JAM 3:33
Riyono terbangun oleh suara ketukan. Pelan. Tapi ritmis. Tok... tok... tok...
Dia melirik jam digital di dinding. 3:33 AM. Waktu yang aneh. Waktu yang sepi. Waktu yang katanya… bukan untuk manusia.
Ketukan datang dari pintu depan. Tapi semua temannya sedang tertidur di ruang tamu: Angga ngorok, Udin memeluk bantal, Dika dan Bogel sibuk saling tendang. Yang aneh, Riyono sadar: suara itu bukan dari luar rumah… tapi dari dalam lemari dapur.
Dengan langkah ragu, dia mendekat. Tangannya gemetar saat membuka lemari—*
Kosong.
Lalu tiba-tiba, suara bisikan datang. Bukan dari satu mulut… tapi dari banyak. Lirih dan kacau, seperti teriakan dari dasar sumur.
"Mereka lihat... mereka tahu..."
Riyono mundur. Jantungnya berdetak kencang. Dia lari membangunkan yang lain.
"Ada yang aneh, bro... gue—"
Tapi saat dia menyalakan lampu, dia membeku. Teman-temannya... semua berdiri. Mata mereka putih. Senyum mereka lebar, terlalu lebar.
"Kenapa buru-buru bangun, Yo?" tanya Angga, tapi suaranya bukan suara manusia. Suaranya seperti rekaman rusak, diulang-ulang.
Tiba-tiba, muncul ketukan lagi.
Tok. Tok. Tok.
Kali ini, dari cermin kamar mandi. Di balik bayangan, terlihat empat perempuan berdiri mematung. Ayu, Efi, Aisyah, dan Ismi.
Tapi ada yang salah. Kulit mereka keabu-abuan, seperti dibakar. Mata mereka hitam legam, meneteskan darah.
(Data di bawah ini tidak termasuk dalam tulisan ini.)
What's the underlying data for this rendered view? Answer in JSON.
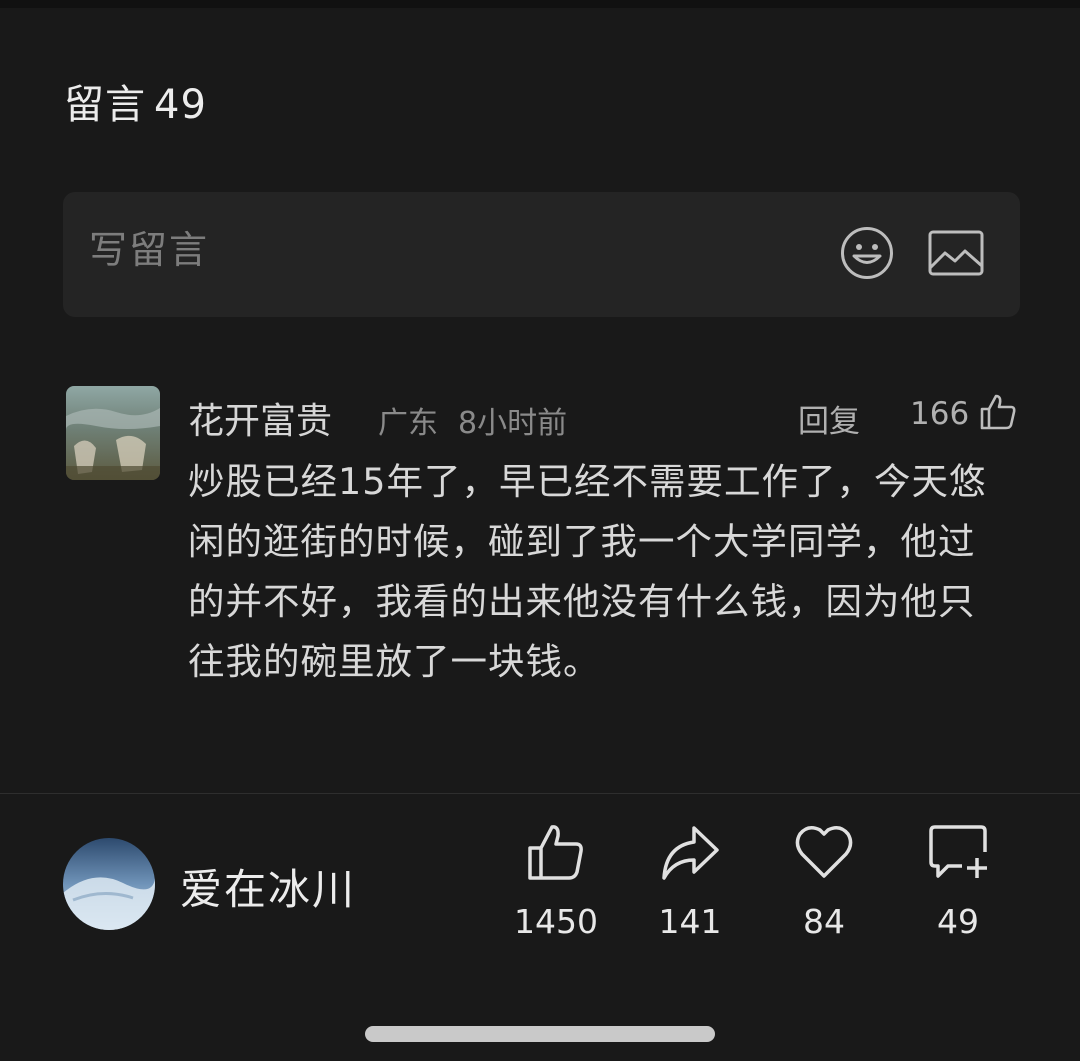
{
  "header": {
    "title": "留言",
    "count": "49"
  },
  "composer": {
    "placeholder": "写留言",
    "emoji_icon": "smiley-icon",
    "image_icon": "image-icon"
  },
  "comment": {
    "username": "花开富贵",
    "location": "广东",
    "time": "8小时前",
    "reply_label": "回复",
    "likes": "166",
    "text": "炒股已经15年了，早已经不需要工作了，今天悠闲的逛街的时候，碰到了我一个大学同学，他过的并不好，我看的出来他没有什么钱，因为他只往我的碗里放了一块钱。"
  },
  "author": {
    "name": "爱在冰川"
  },
  "actions": [
    {
      "name": "like",
      "icon": "thumbs-up-icon",
      "count": "1450"
    },
    {
      "name": "share",
      "icon": "share-arrow-icon",
      "count": "141"
    },
    {
      "name": "favorite",
      "icon": "heart-icon",
      "count": "84"
    },
    {
      "name": "comment",
      "icon": "comment-add-icon",
      "count": "49"
    }
  ],
  "colors": {
    "background": "#191919",
    "composer_bg": "#242424",
    "text_primary": "#e6e6e6",
    "text_secondary": "#8a8a8a"
  }
}
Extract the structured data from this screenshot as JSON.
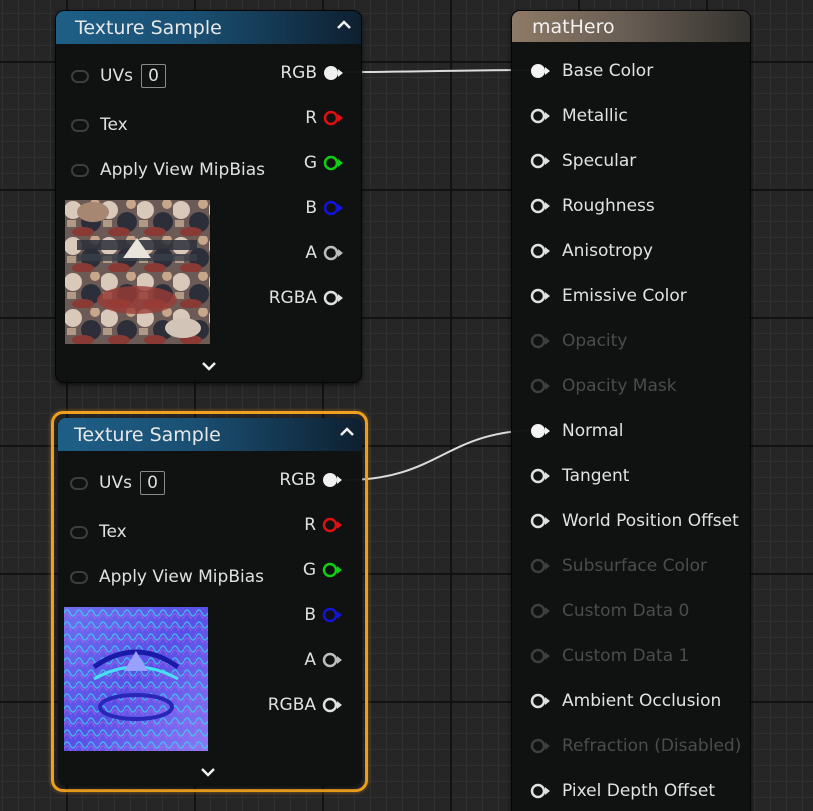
{
  "texture_nodes": [
    {
      "title": "Texture Sample",
      "inputs": {
        "uvs": "UVs",
        "uvs_value": "0",
        "tex": "Tex",
        "mip_bias": "Apply View MipBias"
      },
      "outputs": {
        "rgb": "RGB",
        "r": "R",
        "g": "G",
        "b": "B",
        "a": "A",
        "rgba": "RGBA"
      },
      "preview": "diffuse-texture-preview",
      "selected": false
    },
    {
      "title": "Texture Sample",
      "inputs": {
        "uvs": "UVs",
        "uvs_value": "0",
        "tex": "Tex",
        "mip_bias": "Apply View MipBias"
      },
      "outputs": {
        "rgb": "RGB",
        "r": "R",
        "g": "G",
        "b": "B",
        "a": "A",
        "rgba": "RGBA"
      },
      "preview": "normal-map-preview",
      "selected": true
    }
  ],
  "material_node": {
    "title": "matHero",
    "pins": [
      {
        "label": "Base Color",
        "enabled": true,
        "connected": true
      },
      {
        "label": "Metallic",
        "enabled": true,
        "connected": false
      },
      {
        "label": "Specular",
        "enabled": true,
        "connected": false
      },
      {
        "label": "Roughness",
        "enabled": true,
        "connected": false
      },
      {
        "label": "Anisotropy",
        "enabled": true,
        "connected": false
      },
      {
        "label": "Emissive Color",
        "enabled": true,
        "connected": false
      },
      {
        "label": "Opacity",
        "enabled": false,
        "connected": false
      },
      {
        "label": "Opacity Mask",
        "enabled": false,
        "connected": false
      },
      {
        "label": "Normal",
        "enabled": true,
        "connected": true
      },
      {
        "label": "Tangent",
        "enabled": true,
        "connected": false
      },
      {
        "label": "World Position Offset",
        "enabled": true,
        "connected": false
      },
      {
        "label": "Subsurface Color",
        "enabled": false,
        "connected": false
      },
      {
        "label": "Custom Data 0",
        "enabled": false,
        "connected": false
      },
      {
        "label": "Custom Data 1",
        "enabled": false,
        "connected": false
      },
      {
        "label": "Ambient Occlusion",
        "enabled": true,
        "connected": false
      },
      {
        "label": "Refraction (Disabled)",
        "enabled": false,
        "connected": false
      },
      {
        "label": "Pixel Depth Offset",
        "enabled": true,
        "connected": false
      }
    ]
  },
  "colors": {
    "channel_r": "#e01010",
    "channel_g": "#10d010",
    "channel_b": "#1414d8",
    "selection": "#f0a01e",
    "disabled_text": "#4a4d4d"
  }
}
Di dahi mereka... tergurat angka 333.
Ismi melangkah maju dan berbisik:
"Kami bukan temanmu. Kami cuma ingin tempat... di tubuhmu."
Riyono berlari keluar rumah, tapi rumah itu seperti tak berujung. Tiap pintu yang dibuka… kembali ke ruang tamu. Dan tiap kali ia kembali, satu teman lagi hilang. Udin duluan. Lalu Bogel. Lalu Dika. Lalu Angga. Lalu... hanya Riyono sendiri.
Atau mungkin tidak.
Saat dia menatap cermin untuk terakhir kalinya, bayangannya tidak mengikuti geraknya. Ia menunduk pelan. Di dadanya, tercetak angka merah yang membara:
333
Dan di belakangnya, suara pelan menggumam...
"Sekarang giliranmu, Riyono. Kami sudah lapar terlalu lama."